Sometimes you'll turn on your PC and find that, even though the drive is spinning and no strange noises are heard, it's not recognized at all by the system. You'll get some sort of "hard disk failure" message at startup. Often this is caused by a "firmware" problem on the drive. Firmware is information relating to specific disk characteristics which is normally stored both on the electronics board and special areas of the disk surface. This disk-based firmware area cannot be accessed without the use of special hardware and software. When one of these firmware modules becomes corrupted or unreadable drive failure of the type described here will occur. Sometimes failed modules can be copied from similar drive models but, more often, the modules are specific to your drive and must be re-built through special techniques. Micro Surgeon has the tools to effect this type of repair.

The notorious clicking sounds that accompany many drive failures are frequently caused by failure of the read/write head assembly and/or by catastrophic damage to the disk surfaces. The symptom can occur in other scenarios as well but is most often associated with r/w head failure. In this case the drive must be opened in a dust-free environment and the read/write head assembly must be replaced with a similar model. This is a highly specialized task that requires special tools and skills. Micro Surgeon can successfully perform this procedure to restore access to the data areas. In cases where the disk surface has sustained severe damage by a true "crash" the data will usually be unrecoverable. However, this happens in a relatively small percentage of cases.
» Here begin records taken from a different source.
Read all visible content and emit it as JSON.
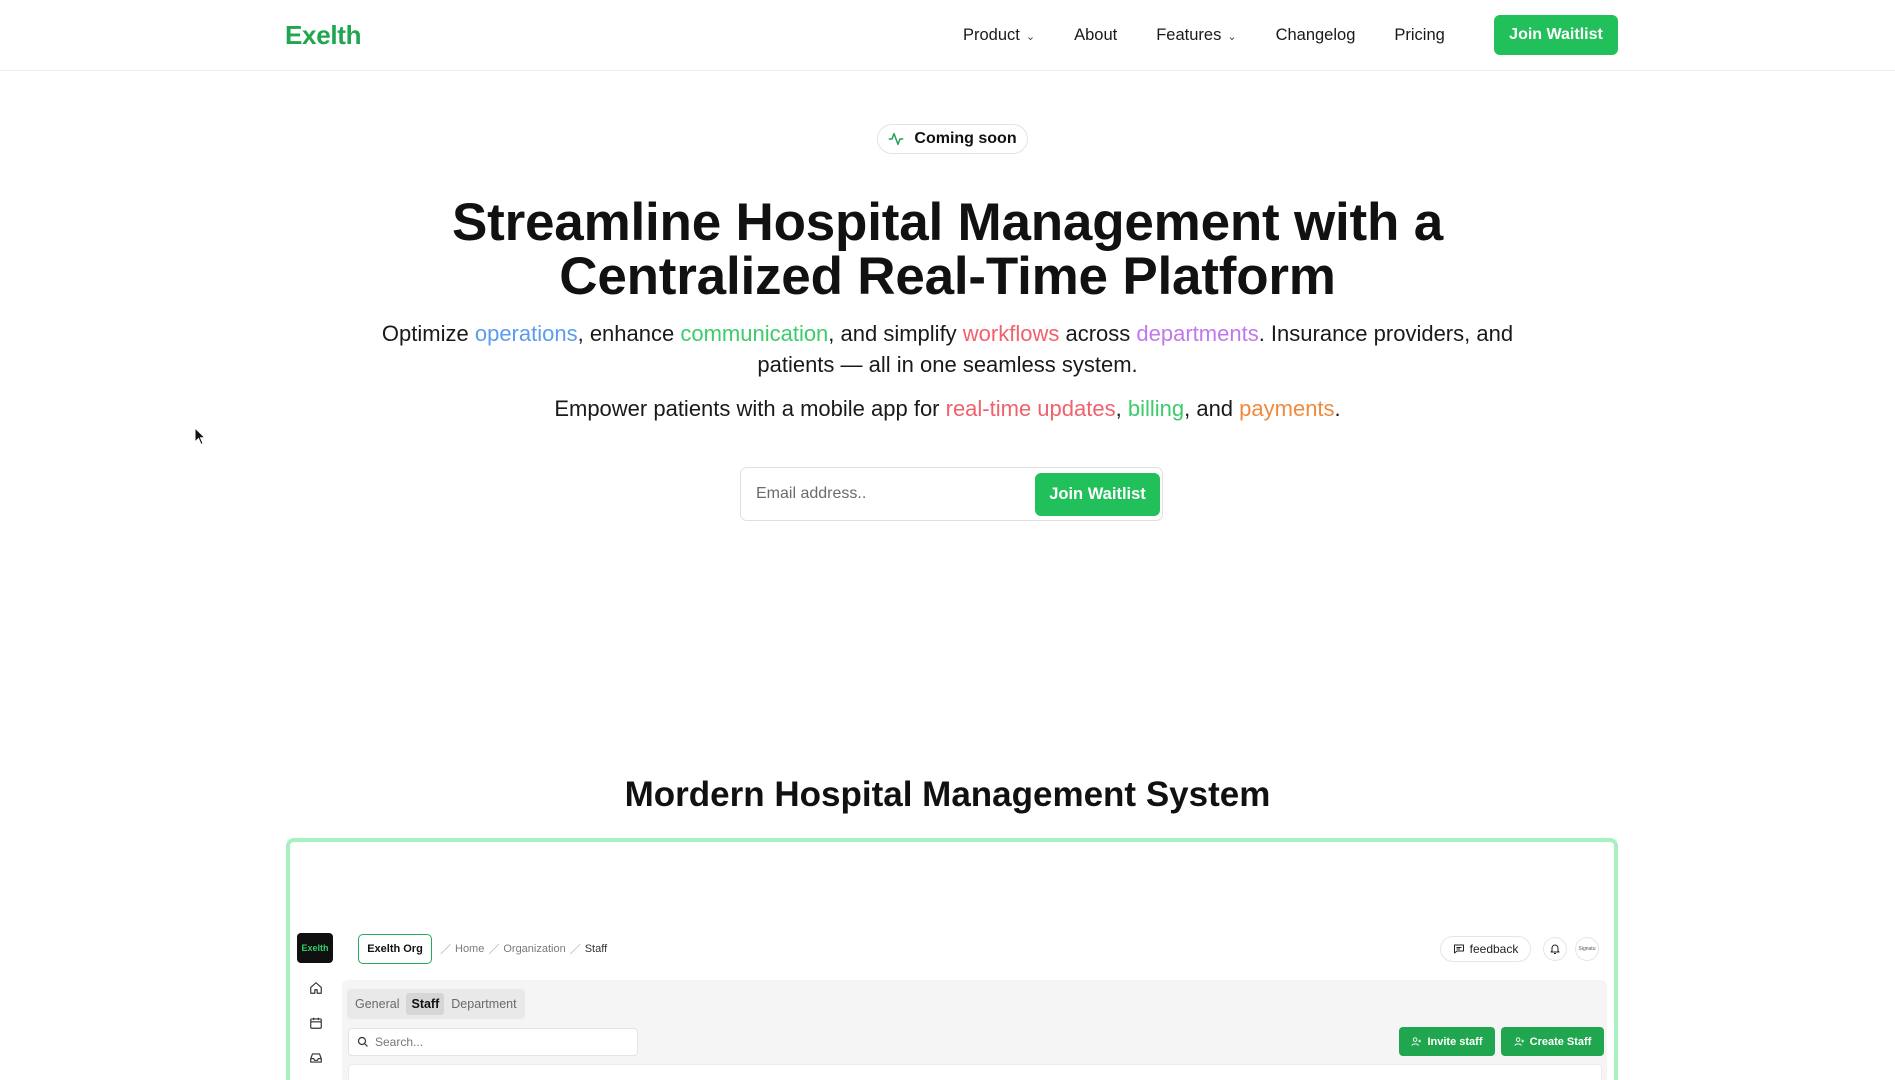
{
  "brand": {
    "name": "Exelth",
    "color": "#1fa64f",
    "accent": "#22c05a"
  },
  "nav": {
    "items": [
      {
        "label": "Product",
        "has_dropdown": true
      },
      {
        "label": "About",
        "has_dropdown": false
      },
      {
        "label": "Features",
        "has_dropdown": true
      },
      {
        "label": "Changelog",
        "has_dropdown": false
      },
      {
        "label": "Pricing",
        "has_dropdown": false
      }
    ],
    "cta_label": "Join Waitlist"
  },
  "hero": {
    "badge": {
      "label": "Coming soon",
      "icon": "activity-pulse-icon"
    },
    "title_line1": "Streamline Hospital Management with a",
    "title_line2": "Centralized Real-Time Platform",
    "subtitle": {
      "t1": "Optimize ",
      "k1": "operations",
      "t2": ", enhance ",
      "k2": "communication",
      "t3": ", and simplify ",
      "k3": "workflows",
      "t4": " across ",
      "k4": "departments",
      "t5": ". Insurance providers, and patients — all in one seamless system."
    },
    "subtitle2": {
      "t1": "Empower patients with a mobile app for ",
      "k1": "real-time updates",
      "t2": ", ",
      "k2": "billing",
      "t3": ", and ",
      "k3": "payments",
      "t4": "."
    },
    "form": {
      "email_placeholder": "Email address..",
      "email_value": "",
      "submit_label": "Join Waitlist"
    },
    "keyword_colors": {
      "blue": "#5b9cf0",
      "green": "#3ccc6a",
      "red": "#f0616c",
      "purple": "#c078ea",
      "orange": "#f08a3c"
    }
  },
  "section": {
    "title": "Mordern Hospital Management System"
  },
  "preview": {
    "app_logo": "Exelth",
    "sidebar_icons": [
      "home-icon",
      "calendar-icon",
      "inbox-icon"
    ],
    "org_label": "Exelth Org",
    "breadcrumb": [
      "Home",
      "Organization",
      "Staff"
    ],
    "feedback_label": "feedback",
    "avatar_label": "Signatu",
    "tabs": [
      {
        "label": "General",
        "active": false
      },
      {
        "label": "Staff",
        "active": true
      },
      {
        "label": "Department",
        "active": false
      }
    ],
    "search_placeholder": "Search...",
    "invite_label": "Invite staff",
    "create_label": "Create Staff"
  }
}
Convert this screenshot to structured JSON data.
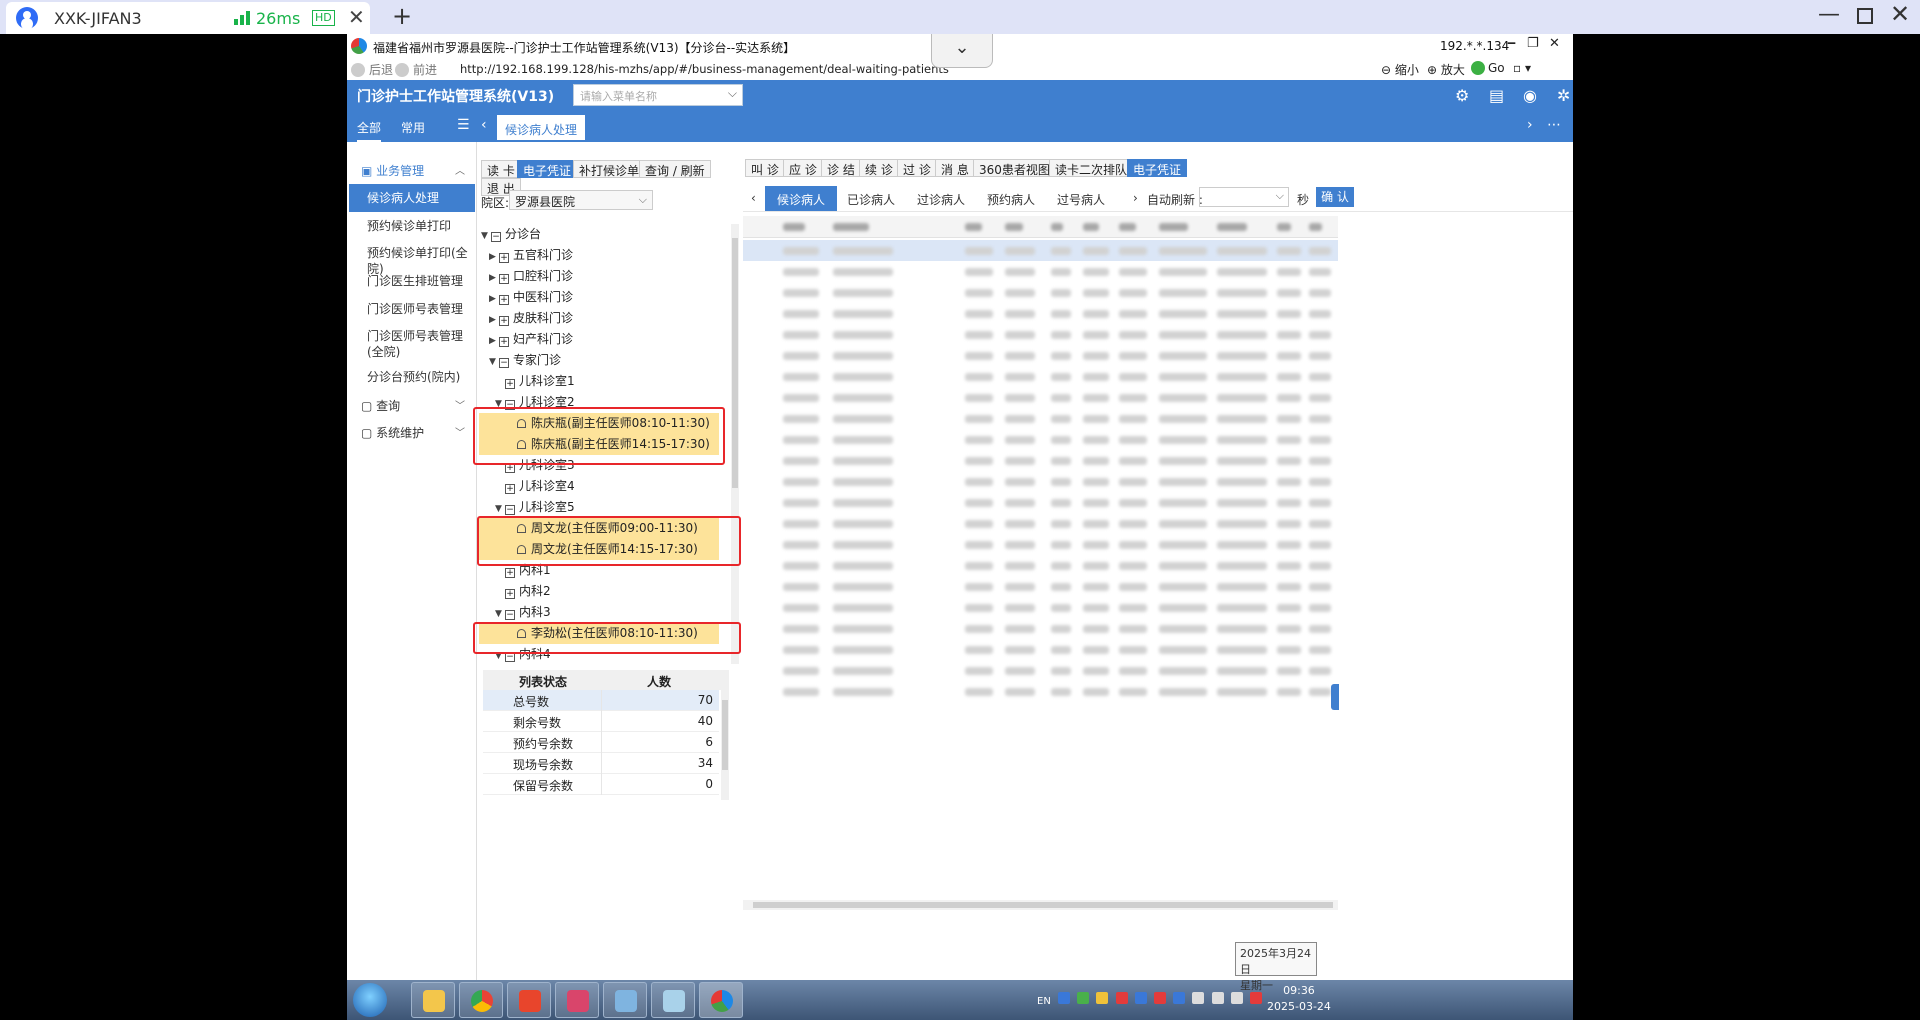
{
  "client": {
    "tab_title": "XXK-JIFAN3",
    "ping": "26ms",
    "hd": "HD",
    "close": "✕",
    "new_tab": "+",
    "minimize": "—",
    "close_window": "✕",
    "colors": {
      "accent": "#2f6cf6",
      "good": "#19b34a"
    }
  },
  "browser": {
    "title": "福建省福州市罗源县医院--门诊护士工作站管理系统(V13)【分诊台--实达系统】",
    "ip": "192.*.*.134",
    "win_min": "‒",
    "win_restore": "❐",
    "win_close": "✕",
    "back": "后退",
    "forward": "前进",
    "url": "http://192.168.199.128/his-mzhs/app/#/business-management/deal-waiting-patients",
    "zoom_out": "缩小",
    "zoom_in": "放大",
    "go": "Go",
    "drop_icon": "chevron-down-icon"
  },
  "app": {
    "system_name": "门诊护士工作站管理系统(V13)",
    "menu_search_placeholder": "请输入菜单名称",
    "tabs": [
      "全部",
      "常用"
    ],
    "open_tab": "候诊病人处理",
    "accent": "#3f7fcf"
  },
  "left_menu": {
    "group_business": "业务管理",
    "items": [
      "候诊病人处理",
      "预约候诊单打印",
      "预约候诊单打印(全院)",
      "门诊医生排班管理",
      "门诊医师号表管理",
      "门诊医师号表管理(全院)",
      "分诊台预约(院内)"
    ],
    "group_query": "查询",
    "group_system": "系统维护"
  },
  "mid": {
    "buttons": [
      "读 卡",
      "电子凭证",
      "补打候诊单",
      "查询 / 刷新"
    ],
    "exit": "退 出",
    "campus_label": "院区:",
    "campus_value": "罗源县医院",
    "tree": {
      "root": "分诊台",
      "depts": [
        "五官科门诊",
        "口腔科门诊",
        "中医科门诊",
        "皮肤科门诊",
        "妇产科门诊"
      ],
      "expert": "专家门诊",
      "room1": "儿科诊室1",
      "room2": "儿科诊室2",
      "doc_chen_am": "陈庆瓶(副主任医师08:10-11:30)",
      "doc_chen_pm": "陈庆瓶(副主任医师14:15-17:30)",
      "room3": "儿科诊室3",
      "room4": "儿科诊室4",
      "room5": "儿科诊室5",
      "doc_zhou_am": "周文龙(主任医师09:00-11:30)",
      "doc_zhou_pm": "周文龙(主任医师14:15-17:30)",
      "nk1": "内科1",
      "nk2": "内科2",
      "nk3": "内科3",
      "doc_li": "李劲松(主任医师08:10-11:30)",
      "nk4": "内科4"
    },
    "stats": {
      "col_status": "列表状态",
      "col_count": "人数",
      "rows": [
        {
          "k": "总号数",
          "v": "70"
        },
        {
          "k": "剩余号数",
          "v": "40"
        },
        {
          "k": "预约号余数",
          "v": "6"
        },
        {
          "k": "现场号余数",
          "v": "34"
        },
        {
          "k": "保留号余数",
          "v": "0"
        }
      ]
    },
    "highlight_color": "#e8262a",
    "doctor_bg": "#fde39a"
  },
  "right": {
    "buttons": [
      "叫 诊",
      "应 诊",
      "诊 结",
      "续 诊",
      "过 诊",
      "消 息",
      "360患者视图",
      "读卡二次排队",
      "电子凭证"
    ],
    "patient_tabs": [
      "候诊病人",
      "已诊病人",
      "过诊病人",
      "预约病人",
      "过号病人"
    ],
    "auto_refresh": "自动刷新 :",
    "seconds": "秒",
    "confirm": "确 认"
  },
  "datebox": {
    "date": "2025年3月24日",
    "weekday": "星期一"
  },
  "taskbar": {
    "ime": "EN",
    "time": "09:36",
    "date": "2025-03-24"
  }
}
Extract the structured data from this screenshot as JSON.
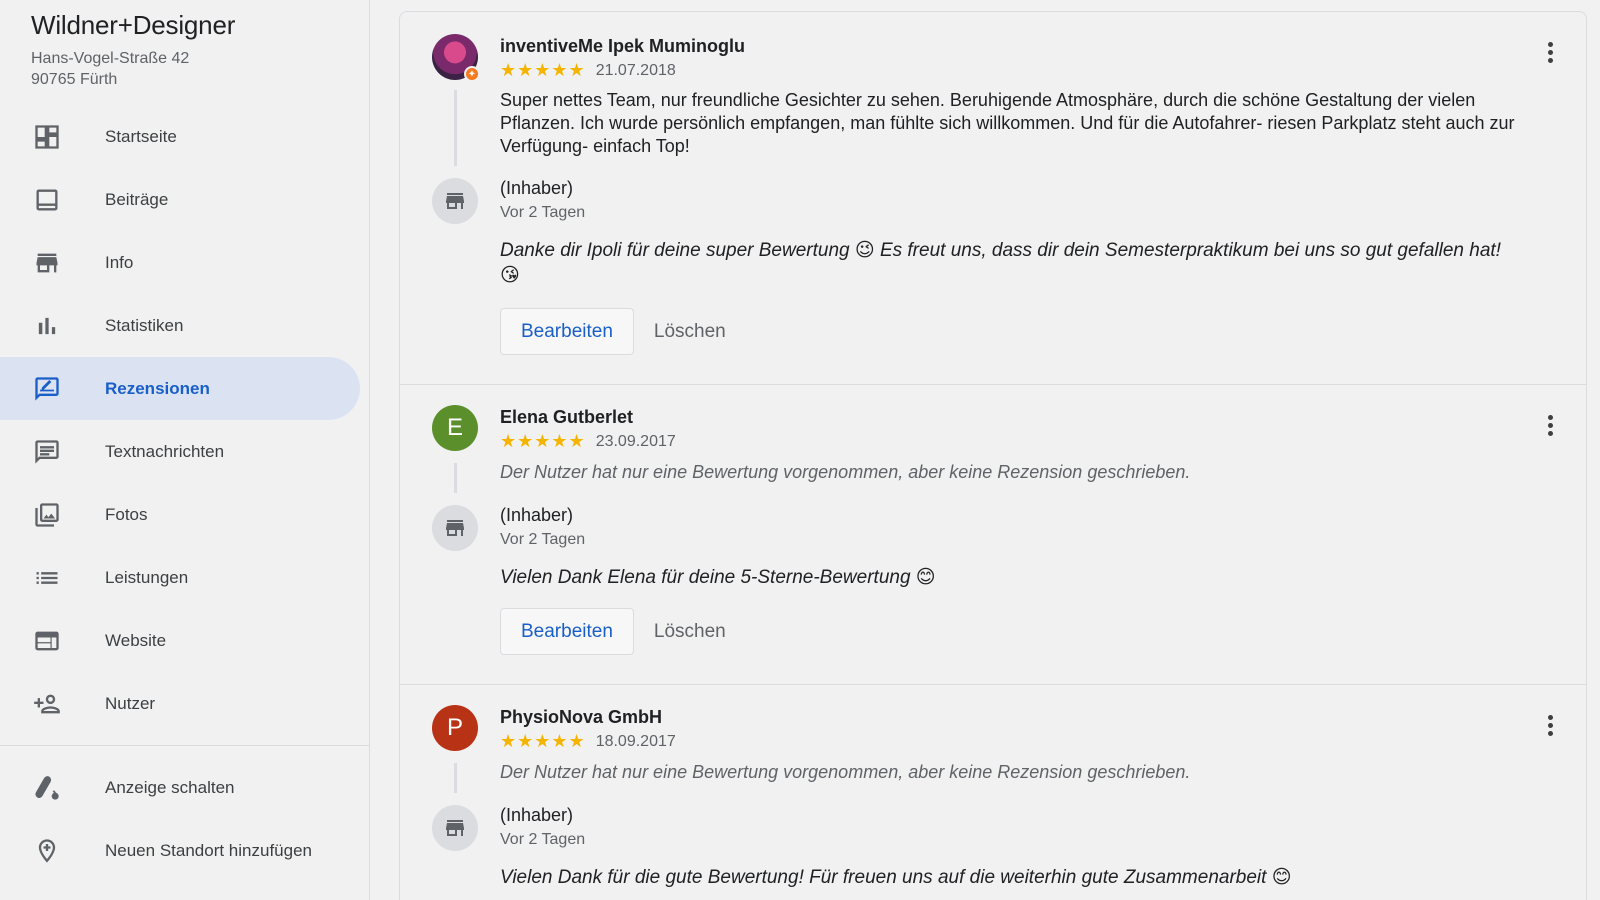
{
  "business": {
    "name": "Wildner+Designer",
    "address_line1": "Hans-Vogel-Straße 42",
    "address_line2": "90765 Fürth"
  },
  "sidebar": {
    "items": [
      {
        "label": "Startseite",
        "icon": "dashboard-icon"
      },
      {
        "label": "Beiträge",
        "icon": "posts-icon"
      },
      {
        "label": "Info",
        "icon": "storefront-icon"
      },
      {
        "label": "Statistiken",
        "icon": "bar-chart-icon"
      },
      {
        "label": "Rezensionen",
        "icon": "rate-review-icon",
        "active": true
      },
      {
        "label": "Textnachrichten",
        "icon": "message-icon"
      },
      {
        "label": "Fotos",
        "icon": "photo-library-icon"
      },
      {
        "label": "Leistungen",
        "icon": "list-icon"
      },
      {
        "label": "Website",
        "icon": "web-icon"
      },
      {
        "label": "Nutzer",
        "icon": "person-add-icon"
      }
    ],
    "secondary": [
      {
        "label": "Anzeige schalten",
        "icon": "google-ads-icon"
      },
      {
        "label": "Neuen Standort hinzufügen",
        "icon": "add-location-icon"
      }
    ]
  },
  "reviews": [
    {
      "reviewer": "inventiveMe Ipek Muminoglu",
      "stars": "★★★★★",
      "rating": 5,
      "date": "21.07.2018",
      "text": "Super nettes Team, nur freundliche Gesichter zu sehen. Beruhigende Atmosphäre, durch die schöne Gestaltung der vielen Pflanzen. Ich wurde persönlich empfangen, man fühlte sich willkommen. Und für die Autofahrer- riesen Parkplatz steht auch zur Verfügung- einfach Top!",
      "owner_label": "(Inhaber)",
      "owner_time": "Vor 2 Tagen",
      "reply": "Danke dir Ipoli für deine super Bewertung 😉 Es freut uns, dass dir dein Semesterpraktikum bei uns so gut gefallen hat! 😘"
    },
    {
      "reviewer": "Elena Gutberlet",
      "avatar_letter": "E",
      "avatar_color": "#5b8f2c",
      "stars": "★★★★★",
      "rating": 5,
      "date": "23.09.2017",
      "text": "Der Nutzer hat nur eine Bewertung vorgenommen, aber keine Rezension geschrieben.",
      "owner_label": "(Inhaber)",
      "owner_time": "Vor 2 Tagen",
      "reply": "Vielen Dank Elena für deine 5-Sterne-Bewertung 😊"
    },
    {
      "reviewer": "PhysioNova GmbH",
      "avatar_letter": "P",
      "avatar_color": "#b83216",
      "stars": "★★★★★",
      "rating": 5,
      "date": "18.09.2017",
      "text": "Der Nutzer hat nur eine Bewertung vorgenommen, aber keine Rezension geschrieben.",
      "owner_label": "(Inhaber)",
      "owner_time": "Vor 2 Tagen",
      "reply": "Vielen Dank für die gute Bewertung! Für freuen uns auf die weiterhin gute Zusammenarbeit 😊"
    }
  ],
  "actions": {
    "edit_label": "Bearbeiten",
    "delete_label": "Löschen"
  },
  "colors": {
    "accent": "#1a5fc8",
    "active_bg": "#dbe3f3",
    "star": "#f4b400"
  }
}
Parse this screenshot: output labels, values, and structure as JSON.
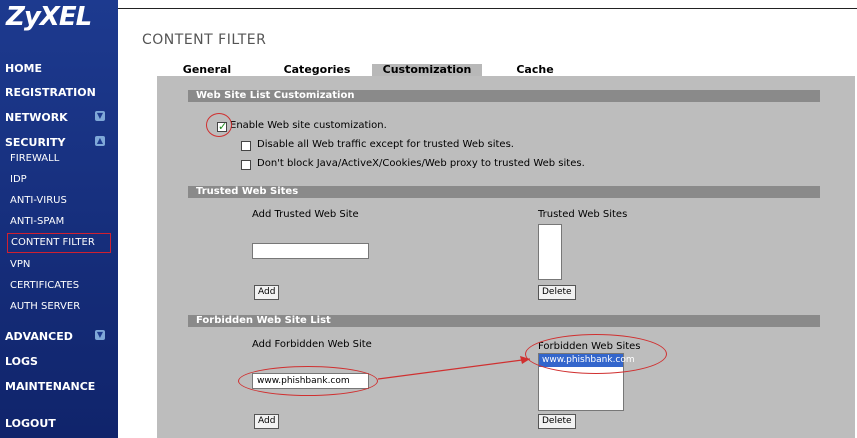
{
  "brand": "ZyXEL",
  "page_title": "CONTENT FILTER",
  "colors": {
    "sidebar": "#1d3a8f",
    "panel": "#bdbdbd",
    "section_bar": "#8a8a8a",
    "annotation": "#d03030"
  },
  "sidebar": {
    "home": "HOME",
    "registration": "REGISTRATION",
    "network": "NETWORK",
    "security": "SECURITY",
    "firewall": "FIREWALL",
    "idp": "IDP",
    "anti_virus": "ANTI-VIRUS",
    "anti_spam": "ANTI-SPAM",
    "content_filter": "CONTENT FILTER",
    "vpn": "VPN",
    "certificates": "CERTIFICATES",
    "auth_server": "AUTH SERVER",
    "advanced": "ADVANCED",
    "logs": "LOGS",
    "maintenance": "MAINTENANCE",
    "logout": "LOGOUT"
  },
  "tabs": [
    "General",
    "Categories",
    "Customization",
    "Cache"
  ],
  "customization": {
    "header": "Web Site List Customization",
    "enable_label": "Enable Web site customization.",
    "enable_checked": true,
    "disable_label": "Disable all Web traffic except for trusted Web sites.",
    "disable_checked": false,
    "dont_block_label": "Don't block Java/ActiveX/Cookies/Web proxy to trusted Web sites.",
    "dont_block_checked": false
  },
  "trusted": {
    "header": "Trusted Web Sites",
    "add_label": "Add Trusted Web Site",
    "input_value": "",
    "list_label": "Trusted Web Sites",
    "list_items": [],
    "add_button": "Add",
    "delete_button": "Delete"
  },
  "forbidden": {
    "header": "Forbidden Web Site List",
    "add_label": "Add Forbidden Web Site",
    "input_value": "www.phishbank.com",
    "list_label": "Forbidden Web Sites",
    "list_items": [
      "www.phishbank.com"
    ],
    "add_button": "Add",
    "delete_button": "Delete"
  }
}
Another type of problem that sometimes occurs, especially in laptop drives, is being locked out of the drive because of password issues. By this we don't mean the software password that allows you to lock out certain users from your files; rather, this is the password that is built into the hard drive itself, without which access to the data becomes impossible.

The password can be lost or forgotten by the user, or the drive can spontaneously set a password through a glitch. In either case, we can use our tools to bypass the password and unlock the drive.

Where does the art and luck enter the equation? Well, frankly sometimes a difficult drive will allow us a small window of time during which we can access the data before it totally gives up the ghost. If we're lucky enough to have extracted the critical data during that time period then we've hit paydirt. Other times, a procedural trick or some special purpose tool we design for the specific problem allows us the opportunity to get at the data.